Participação em audiência pública

Na Nota Técnica, a DPU também solicita participação em audiência pública, a ser realizada nos dias 26 e 27 de setembro, para tratar da amplitude das coberturas de planos de saúde, a metodologia de atualização do rol de procedimentos e eventos em saúde suplementar e o seu caráter taxativo. A audiência – convocada pelo ministro Luís Roberto Barroso, do Supremo Tribunal Federal (STF), relator de cinco ações sobre a matéria – tem como objetivo ouvir especialistas e representantes do poder público e da sociedade civil.

Entenda o caso

A Lei 9.656/98 dispõe sobre os planos e seguros privados de assistência à saúde e regulamenta a forma que as operadoras de saúde devem atuar. No entanto, em março de 2022, a Lei 14.307 alterou alguns artigos da Lei 9.656/98 e, em seguida, a ANS publicou a resolução 465/2021, que fixou um rol taxativo de procedimentos.

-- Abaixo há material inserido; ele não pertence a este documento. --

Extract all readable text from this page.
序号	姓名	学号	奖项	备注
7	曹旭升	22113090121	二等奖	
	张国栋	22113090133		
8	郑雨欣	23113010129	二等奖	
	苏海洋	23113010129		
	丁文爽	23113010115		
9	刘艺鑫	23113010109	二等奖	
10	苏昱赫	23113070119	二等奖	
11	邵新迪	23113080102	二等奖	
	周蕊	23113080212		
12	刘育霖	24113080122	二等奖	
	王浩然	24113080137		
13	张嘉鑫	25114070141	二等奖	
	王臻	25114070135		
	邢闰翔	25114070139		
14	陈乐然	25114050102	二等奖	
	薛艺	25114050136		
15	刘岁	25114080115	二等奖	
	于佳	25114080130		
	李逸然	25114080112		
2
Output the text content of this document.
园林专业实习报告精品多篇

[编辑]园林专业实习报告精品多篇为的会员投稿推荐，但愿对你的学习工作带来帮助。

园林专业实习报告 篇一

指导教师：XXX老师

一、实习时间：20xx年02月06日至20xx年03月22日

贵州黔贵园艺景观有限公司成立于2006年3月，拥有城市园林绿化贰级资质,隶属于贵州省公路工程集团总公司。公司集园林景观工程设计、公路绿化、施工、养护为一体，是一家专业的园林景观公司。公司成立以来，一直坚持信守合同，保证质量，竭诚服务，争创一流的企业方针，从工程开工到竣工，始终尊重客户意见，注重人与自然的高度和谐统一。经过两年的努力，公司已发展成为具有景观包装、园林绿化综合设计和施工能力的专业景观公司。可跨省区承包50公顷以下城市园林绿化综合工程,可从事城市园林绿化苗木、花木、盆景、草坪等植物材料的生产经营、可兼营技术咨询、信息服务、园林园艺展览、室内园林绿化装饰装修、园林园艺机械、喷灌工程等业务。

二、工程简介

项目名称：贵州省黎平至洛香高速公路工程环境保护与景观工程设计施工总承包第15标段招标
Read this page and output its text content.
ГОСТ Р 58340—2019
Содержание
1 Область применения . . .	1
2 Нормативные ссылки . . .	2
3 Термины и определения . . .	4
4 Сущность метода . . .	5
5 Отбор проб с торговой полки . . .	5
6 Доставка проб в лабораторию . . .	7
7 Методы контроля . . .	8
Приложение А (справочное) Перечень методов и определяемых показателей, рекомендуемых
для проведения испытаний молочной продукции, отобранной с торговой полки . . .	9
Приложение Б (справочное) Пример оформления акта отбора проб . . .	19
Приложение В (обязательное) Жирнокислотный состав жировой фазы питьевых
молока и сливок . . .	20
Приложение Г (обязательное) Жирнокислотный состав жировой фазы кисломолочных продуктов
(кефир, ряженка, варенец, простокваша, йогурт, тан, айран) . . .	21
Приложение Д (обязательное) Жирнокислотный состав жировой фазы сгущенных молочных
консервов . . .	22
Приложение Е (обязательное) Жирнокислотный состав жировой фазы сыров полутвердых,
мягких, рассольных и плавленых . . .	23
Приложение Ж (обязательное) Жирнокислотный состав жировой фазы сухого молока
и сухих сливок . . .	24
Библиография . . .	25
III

Em junho, a segunda turma do Superior Tribunal de Justiça (STJ), ao avaliar o tema, considerou que, em regra, a lista da ANS tem caráter taxativo, ou seja, a operadora de plano de saúde não está obrigada a custear procedimentos não previstos.

De acordo com a nota, a Defensoria Pública da União possui legitimidade para atuar no caso como custus vulnerabilis (guardiã dos vulneráveis), considerando que a decisão sobre a natureza jurídica do rol de procedimentos da ANS irradiará efeitos diretos e indiretos sobre bens jurídicos de que são titulares pessoas necessitadas, como é o caso de usuários de planos de saúde na condição de consumidores ou em condição de hipossuficiência econômica.

“O debate gira em torno do equilíbrio econômico-financeiro do sistema suplementar de saúde privada. Ao mesmo tempo, discute-se a preocupação dos usuários de planos de saúde com as omissões existentes no rol e a consequente não abrangência de todos os procedimentos necessários ao tratamento de doenças cobertas – em especial, doenças raras”, destaca trecho da Nota Técnica.